Free T4 or thyroxine. This lab measures the amount of T4 hormone that is free and unbound. When it’s free and unbound, the thyroid hormone is actually able to affect the body tissues. Thyroid is located here in the throat and it’s that butterfly-shaped gland that produces T4 and T3. When talking about hormones, it’s really important to talk about the feedback loop. Most notably, the thyroid hormone, negative feedback loop. Now, TRH or thyrotropin-releasing hormone is produced by the hypothalamus in the brain. The hypothalamus releases the TRH and it stimulates release of thyroid-stimulating hormone or TSH from the anterior pituitary gland. TSH then travels to the thyroid and the thyroid responds by producing T3 and T4 thyroid hormones. When T3 and T4 are in systemic circulation, there’s a feedback to the hypothalamus that inhibits the release of more TRH. If TRH is inhibited, then TSH is not stimulated to be released by the anterior pituitary gland and therefore the thyroid isn’t stimulated to produce thyroid hormones. It’s all about balance when there’s enough T3 and T4 in the blood, TRH doesn’t need to be released. When these levels go down, the process starts over again. The hypothalamus detects that there isn’t enough, therefore it releases TRH which releases TSH, which goes to the thyroid to produce T3 and T4. 

 

Now there’s a difference between T4 testing and free T4 testing. In this module, we’re speaking about free T4 testing. This is remember, free and unbound, unbound in the free T4. Whereas T4 testing measures both. Why that’s helpful is that we can determine the severity of hyper or hypothyroidism when combined with a TSH lab, because sometimes the TSH will actually appear normal. Additionally, it will be used with a TSH lab to determine if the disease is suspected to be in the hypothalamus or the pituitary gland and not the thyroid itself.

 

Normal therapeutic values for free T4 are 0.8 to 1.8 nanograms per deciliter. This lab is collected in a serum separator tube, or a gold top. Now what do we know about hyper versus hypothyroidism? Can you think about some clinical presentations of what an individual with too much thyroid hormone might look like? You were right! If the lab value of free T4 is increased, that’s going to indicate hyperthyroidism. Remember, those with hyperthyroidism are hyper and fast. Exophthalmos can even develop. This is kind of like how your body would respond in a fight or flight response. So, your heart rate is going to increase, you’re gonna be sweating, heat intolerant, a very high metabolic rate.

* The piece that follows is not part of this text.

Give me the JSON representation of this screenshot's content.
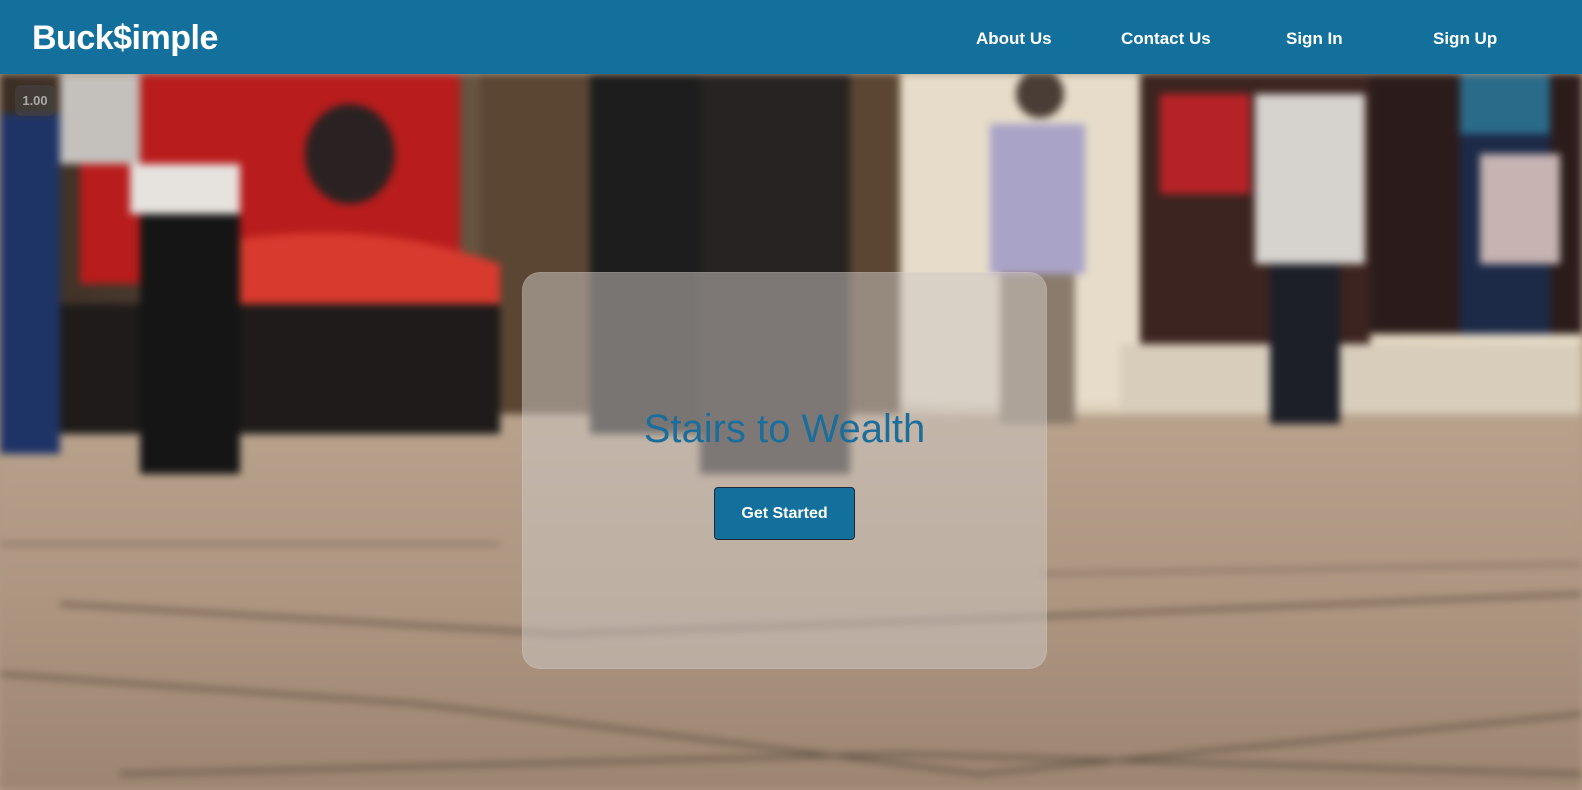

Whereas if the free T4 value is decreased, that indicates hypothyroidism. Individuals with hypothyroidism, we say, tend to be low and slow. You might even see a goiter formation really, depending on either one. It could be hyper or hypothyroidism. 

 

Now, linchpins for this lesson, the thyroxine, which is T4, this lab is the free and unbound version of T4 available to affect the body tissues. It’s normal at 0.8 to 1.8 nanograms per deciliter, when it’s high it’s hyper, when it’s low it’s hypothyroidism. And remember that negative feedback loop, it’s all about balance. Great job on this lesson and this wraps it up. Now, go out and be your best self today and as always, happy nursing!